Mike Ward et Sous Écoute: «Ça me coûtait de l’argent»
- Mike Ward s’est confié à Raphaël Roy dans POP! OU RIEN.
- Il aborde son malaise face au sujet de l’argent.
- Il revient sur les débuts difficiles de Sous Écoute.
- Il évoque aussi sa pause professionnelle.
Invité dans une capsule de POP! OU RIEN, Mike Ward s’est confié à Raphaël Roy dans une entrevue où plusieurs sujets ont été abordés, dont un thème souvent délicat: l’argent.
L’humoriste explique qu’il n’est pas à l’aise de parler de ses revenus, un sujet qui, selon lui, peut rapidement diviser le public. Il déplore aussi certaines perceptions entourant la réussite financière des artistes, affirmant que les opinions changent parfois selon la perception de leur richesse.
«Je ne suis pas à l’aise de parler de mon argent. Puis le monde, ça les fâches! On aime nos artistes pauvres, le monde, quand ils pensent que j’ai pas une cenne, sont comme: «Ah!C’est plate, il n’a pas une cenne, il est drôle». Puis après, quand t’as de l’argent, ils font: «Il n’est pas si drôle que ça.»

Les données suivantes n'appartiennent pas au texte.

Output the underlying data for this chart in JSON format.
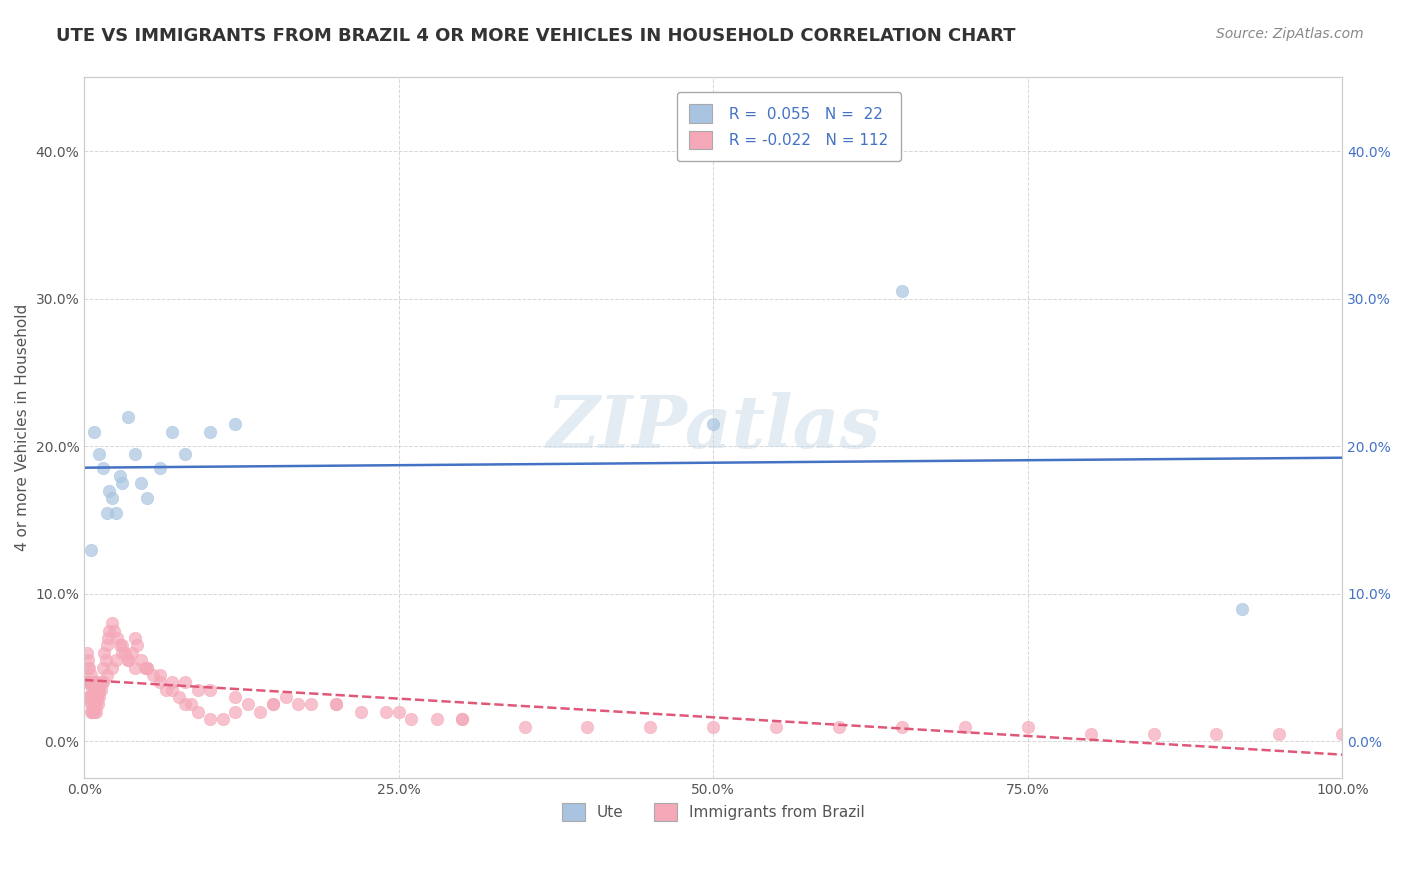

Mike Ward revient également sur le projet qui lui a généré le plus de revenus dans sa carrière, soit le podcast Sous Écoute. Sans dévoiler de montant précis, il précise que les débuts ont été loin d’être lucratifs, puisqu’il a fallu plusieurs années avant qu’il puisse se verser un salaire.

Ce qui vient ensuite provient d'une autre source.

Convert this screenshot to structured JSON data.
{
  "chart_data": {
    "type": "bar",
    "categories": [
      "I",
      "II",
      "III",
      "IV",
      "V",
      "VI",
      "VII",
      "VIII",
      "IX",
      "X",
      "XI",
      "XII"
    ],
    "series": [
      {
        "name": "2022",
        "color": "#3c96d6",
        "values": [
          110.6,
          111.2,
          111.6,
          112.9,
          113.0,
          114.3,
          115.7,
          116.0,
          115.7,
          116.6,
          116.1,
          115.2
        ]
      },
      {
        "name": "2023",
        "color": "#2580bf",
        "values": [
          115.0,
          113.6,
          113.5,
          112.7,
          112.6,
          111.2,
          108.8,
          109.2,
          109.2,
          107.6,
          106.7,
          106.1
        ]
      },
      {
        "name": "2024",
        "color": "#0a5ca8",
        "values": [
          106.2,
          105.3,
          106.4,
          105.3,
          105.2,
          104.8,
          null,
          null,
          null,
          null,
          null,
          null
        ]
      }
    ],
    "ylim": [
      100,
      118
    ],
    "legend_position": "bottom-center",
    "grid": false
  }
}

«J’ai commencé ça en 2011, le premier chèque que je me suis versé, c’est en 2017 ou 18. Fait que j’ai eu six ans, que ça me coûtait de l’argent faire ça.»

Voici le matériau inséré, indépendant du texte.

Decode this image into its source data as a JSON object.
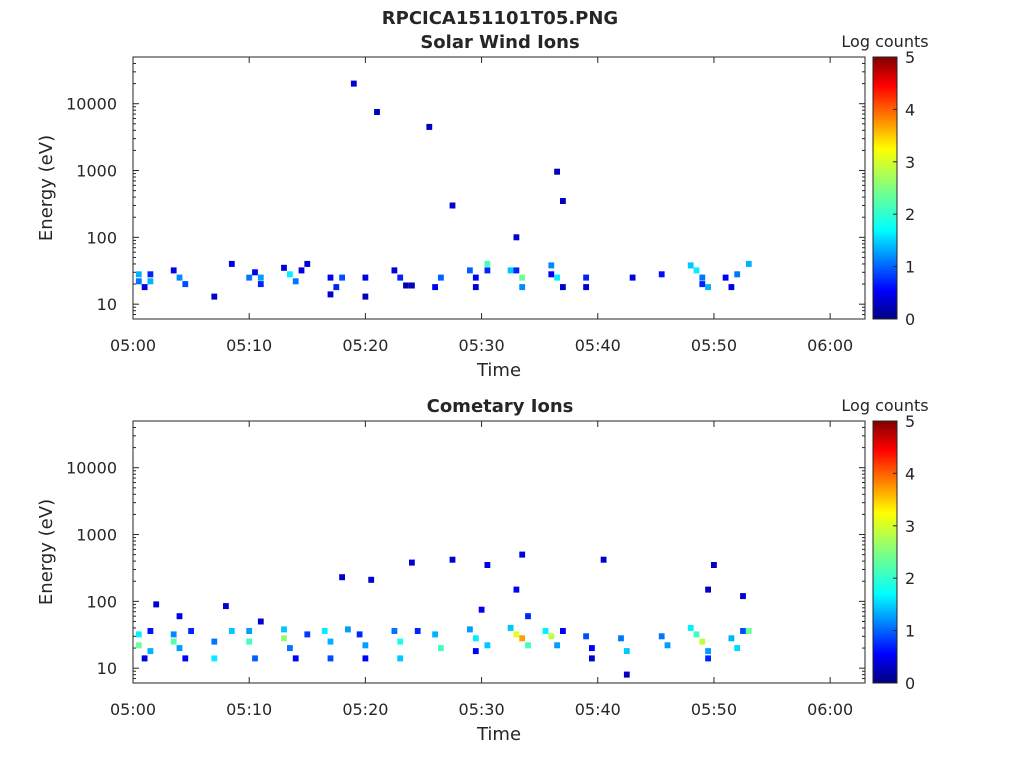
{
  "figure": {
    "title": "RPCICA151101T05.PNG"
  },
  "chart_data": [
    {
      "type": "heatmap",
      "title": "Solar Wind Ions",
      "xlabel": "Time",
      "ylabel": "Energy (eV)",
      "y_scale": "log",
      "y_range": [
        6,
        50000
      ],
      "x_range": [
        "05:00",
        "06:03"
      ],
      "x_ticks": [
        "05:00",
        "05:10",
        "05:20",
        "05:30",
        "05:40",
        "05:50",
        "06:00"
      ],
      "y_ticks": [
        "10",
        "100",
        "1000",
        "10000"
      ],
      "colorbar": {
        "label": "Log counts",
        "range": [
          0,
          5
        ],
        "ticks": [
          "0",
          "1",
          "2",
          "3",
          "4",
          "5"
        ],
        "colormap": "jet"
      },
      "grid": false,
      "cells": [
        [
          "05:00.5",
          28,
          1.5
        ],
        [
          "05:00.5",
          22,
          1.2
        ],
        [
          "05:01.0",
          18,
          0.5
        ],
        [
          "05:01.5",
          28,
          0.8
        ],
        [
          "05:01.5",
          22,
          1.5
        ],
        [
          "05:03.5",
          32,
          0.6
        ],
        [
          "05:04.0",
          25,
          1.3
        ],
        [
          "05:04.5",
          20,
          1.0
        ],
        [
          "05:07.0",
          13,
          0.4
        ],
        [
          "05:08.5",
          40,
          0.5
        ],
        [
          "05:10.0",
          25,
          1.2
        ],
        [
          "05:10.5",
          30,
          0.6
        ],
        [
          "05:11.0",
          20,
          0.8
        ],
        [
          "05:11.0",
          25,
          1.4
        ],
        [
          "05:13.0",
          35,
          0.4
        ],
        [
          "05:13.5",
          28,
          1.8
        ],
        [
          "05:14.0",
          22,
          1.2
        ],
        [
          "05:14.5",
          32,
          0.5
        ],
        [
          "05:15.0",
          40,
          0.4
        ],
        [
          "05:17.0",
          25,
          0.6
        ],
        [
          "05:17.0",
          14,
          0.4
        ],
        [
          "05:17.5",
          18,
          0.8
        ],
        [
          "05:18.0",
          25,
          1.0
        ],
        [
          "05:20.0",
          25,
          0.5
        ],
        [
          "05:20.0",
          13,
          0.3
        ],
        [
          "05:19.0",
          20000,
          0.4
        ],
        [
          "05:21.0",
          7500,
          0.3
        ],
        [
          "05:22.5",
          32,
          0.4
        ],
        [
          "05:23.0",
          25,
          0.8
        ],
        [
          "05:23.5",
          19,
          0.2
        ],
        [
          "05:24.0",
          19,
          0.3
        ],
        [
          "05:25.5",
          4500,
          0.3
        ],
        [
          "05:26.0",
          18,
          0.6
        ],
        [
          "05:26.5",
          25,
          1.1
        ],
        [
          "05:27.5",
          300,
          0.4
        ],
        [
          "05:29.0",
          32,
          1.1
        ],
        [
          "05:29.5",
          25,
          0.6
        ],
        [
          "05:29.5",
          18,
          0.4
        ],
        [
          "05:30.5",
          32,
          0.8
        ],
        [
          "05:30.5",
          40,
          2.2
        ],
        [
          "05:32.5",
          32,
          1.6
        ],
        [
          "05:33.0",
          32,
          0.8
        ],
        [
          "05:33.0",
          100,
          0.4
        ],
        [
          "05:33.5",
          25,
          2.4
        ],
        [
          "05:33.5",
          18,
          1.3
        ],
        [
          "05:36.0",
          38,
          1.3
        ],
        [
          "05:36.0",
          28,
          0.6
        ],
        [
          "05:36.5",
          25,
          1.8
        ],
        [
          "05:36.5",
          960,
          0.3
        ],
        [
          "05:37.0",
          350,
          0.3
        ],
        [
          "05:37.0",
          18,
          0.4
        ],
        [
          "05:39.0",
          25,
          0.8
        ],
        [
          "05:39.0",
          18,
          0.4
        ],
        [
          "05:43.0",
          25,
          0.5
        ],
        [
          "05:45.5",
          28,
          0.7
        ],
        [
          "05:48.0",
          38,
          1.6
        ],
        [
          "05:48.5",
          32,
          1.8
        ],
        [
          "05:49.0",
          25,
          1.2
        ],
        [
          "05:49.0",
          20,
          0.8
        ],
        [
          "05:49.5",
          18,
          1.5
        ],
        [
          "05:51.0",
          25,
          0.6
        ],
        [
          "05:51.5",
          18,
          0.5
        ],
        [
          "05:52.0",
          28,
          1.2
        ],
        [
          "05:53.0",
          40,
          1.5
        ]
      ]
    },
    {
      "type": "heatmap",
      "title": "Cometary Ions",
      "xlabel": "Time",
      "ylabel": "Energy (eV)",
      "y_scale": "log",
      "y_range": [
        6,
        50000
      ],
      "x_range": [
        "05:00",
        "06:03"
      ],
      "x_ticks": [
        "05:00",
        "05:10",
        "05:20",
        "05:30",
        "05:40",
        "05:50",
        "06:00"
      ],
      "y_ticks": [
        "10",
        "100",
        "1000",
        "10000"
      ],
      "colorbar": {
        "label": "Log counts",
        "range": [
          0,
          5
        ],
        "ticks": [
          "0",
          "1",
          "2",
          "3",
          "4",
          "5"
        ],
        "colormap": "jet"
      },
      "grid": false,
      "cells": [
        [
          "05:00.5",
          32,
          1.8
        ],
        [
          "05:00.5",
          22,
          2.4
        ],
        [
          "05:01.0",
          14,
          0.5
        ],
        [
          "05:01.5",
          36,
          0.7
        ],
        [
          "05:01.5",
          18,
          1.5
        ],
        [
          "05:02.0",
          90,
          0.4
        ],
        [
          "05:03.5",
          32,
          1.3
        ],
        [
          "05:03.5",
          25,
          2.3
        ],
        [
          "05:04.0",
          20,
          1.4
        ],
        [
          "05:04.0",
          60,
          0.5
        ],
        [
          "05:04.5",
          14,
          0.6
        ],
        [
          "05:05.0",
          36,
          0.8
        ],
        [
          "05:07.0",
          25,
          1.2
        ],
        [
          "05:07.0",
          14,
          1.8
        ],
        [
          "05:08.0",
          85,
          0.4
        ],
        [
          "05:08.5",
          36,
          1.6
        ],
        [
          "05:10.0",
          36,
          1.4
        ],
        [
          "05:10.0",
          25,
          2.2
        ],
        [
          "05:10.5",
          14,
          1.1
        ],
        [
          "05:11.0",
          50,
          0.4
        ],
        [
          "05:13.0",
          38,
          1.6
        ],
        [
          "05:13.0",
          28,
          2.6
        ],
        [
          "05:13.5",
          20,
          1.2
        ],
        [
          "05:14.0",
          14,
          0.6
        ],
        [
          "05:15.0",
          32,
          0.9
        ],
        [
          "05:16.5",
          36,
          1.8
        ],
        [
          "05:17.0",
          25,
          1.5
        ],
        [
          "05:17.0",
          14,
          1.0
        ],
        [
          "05:18.0",
          230,
          0.4
        ],
        [
          "05:18.5",
          38,
          1.4
        ],
        [
          "05:19.5",
          32,
          0.8
        ],
        [
          "05:20.0",
          22,
          1.4
        ],
        [
          "05:20.0",
          14,
          0.6
        ],
        [
          "05:20.5",
          210,
          0.4
        ],
        [
          "05:22.5",
          36,
          1.2
        ],
        [
          "05:23.0",
          25,
          2.0
        ],
        [
          "05:23.0",
          14,
          1.6
        ],
        [
          "05:24.0",
          380,
          0.4
        ],
        [
          "05:24.5",
          36,
          0.8
        ],
        [
          "05:26.0",
          32,
          1.5
        ],
        [
          "05:26.5",
          20,
          2.2
        ],
        [
          "05:27.5",
          420,
          0.4
        ],
        [
          "05:29.0",
          38,
          1.4
        ],
        [
          "05:29.5",
          28,
          1.8
        ],
        [
          "05:29.5",
          18,
          0.6
        ],
        [
          "05:30.0",
          75,
          0.6
        ],
        [
          "05:30.5",
          350,
          0.5
        ],
        [
          "05:30.5",
          22,
          1.6
        ],
        [
          "05:32.5",
          40,
          1.6
        ],
        [
          "05:33.0",
          32,
          3.0
        ],
        [
          "05:33.0",
          150,
          0.6
        ],
        [
          "05:33.5",
          28,
          3.6
        ],
        [
          "05:33.5",
          500,
          0.5
        ],
        [
          "05:34.0",
          22,
          2.2
        ],
        [
          "05:34.0",
          60,
          0.8
        ],
        [
          "05:35.5",
          36,
          1.8
        ],
        [
          "05:36.0",
          30,
          2.8
        ],
        [
          "05:36.5",
          22,
          1.4
        ],
        [
          "05:37.0",
          36,
          0.6
        ],
        [
          "05:39.0",
          30,
          1.0
        ],
        [
          "05:39.5",
          20,
          0.6
        ],
        [
          "05:39.5",
          14,
          0.4
        ],
        [
          "05:40.5",
          420,
          0.4
        ],
        [
          "05:42.0",
          28,
          1.2
        ],
        [
          "05:42.5",
          18,
          1.6
        ],
        [
          "05:42.5",
          8,
          0.3
        ],
        [
          "05:45.5",
          30,
          1.2
        ],
        [
          "05:46.0",
          22,
          1.4
        ],
        [
          "05:48.0",
          40,
          1.8
        ],
        [
          "05:48.5",
          32,
          2.2
        ],
        [
          "05:49.0",
          25,
          2.8
        ],
        [
          "05:49.5",
          18,
          1.4
        ],
        [
          "05:49.5",
          14,
          0.8
        ],
        [
          "05:50.0",
          350,
          0.3
        ],
        [
          "05:49.5",
          150,
          0.3
        ],
        [
          "05:51.5",
          28,
          1.5
        ],
        [
          "05:52.0",
          20,
          1.7
        ],
        [
          "05:52.5",
          36,
          1.0
        ],
        [
          "05:52.5",
          120,
          0.4
        ],
        [
          "05:53.0",
          36,
          2.4
        ]
      ]
    }
  ]
}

Malgré cette longue période sans revenu, il affirme que ce projet a profondément changé sa vie. Au-delà de l’aspect financier, Sous Écoute lui a apporté un réel épanouissement personnel et l’a même aidé dans une période difficile.
«J’aimais ça, ça m’a sorti d’une dépression. J’aurais continué à le faire gratuitement, là c’est rendu payant, mais même si c’était zéro payant, je continuerais à le faire.»
Ces confidences montrent bien que, pour Mike Ward, la passion et la créativité restent au cœur de sa démarche, bien avant les considérations financières.

Un début difficile
Mike Ward est revenu sur ses débuts de carrière en humour, rappelant que ses premières années n’ont pas été faciles sur le plan financier. Avant de connaître le succès et de remplir des salles partout au Québec, l’humoriste a dû composer avec des revenus très limités et une grande incertitude.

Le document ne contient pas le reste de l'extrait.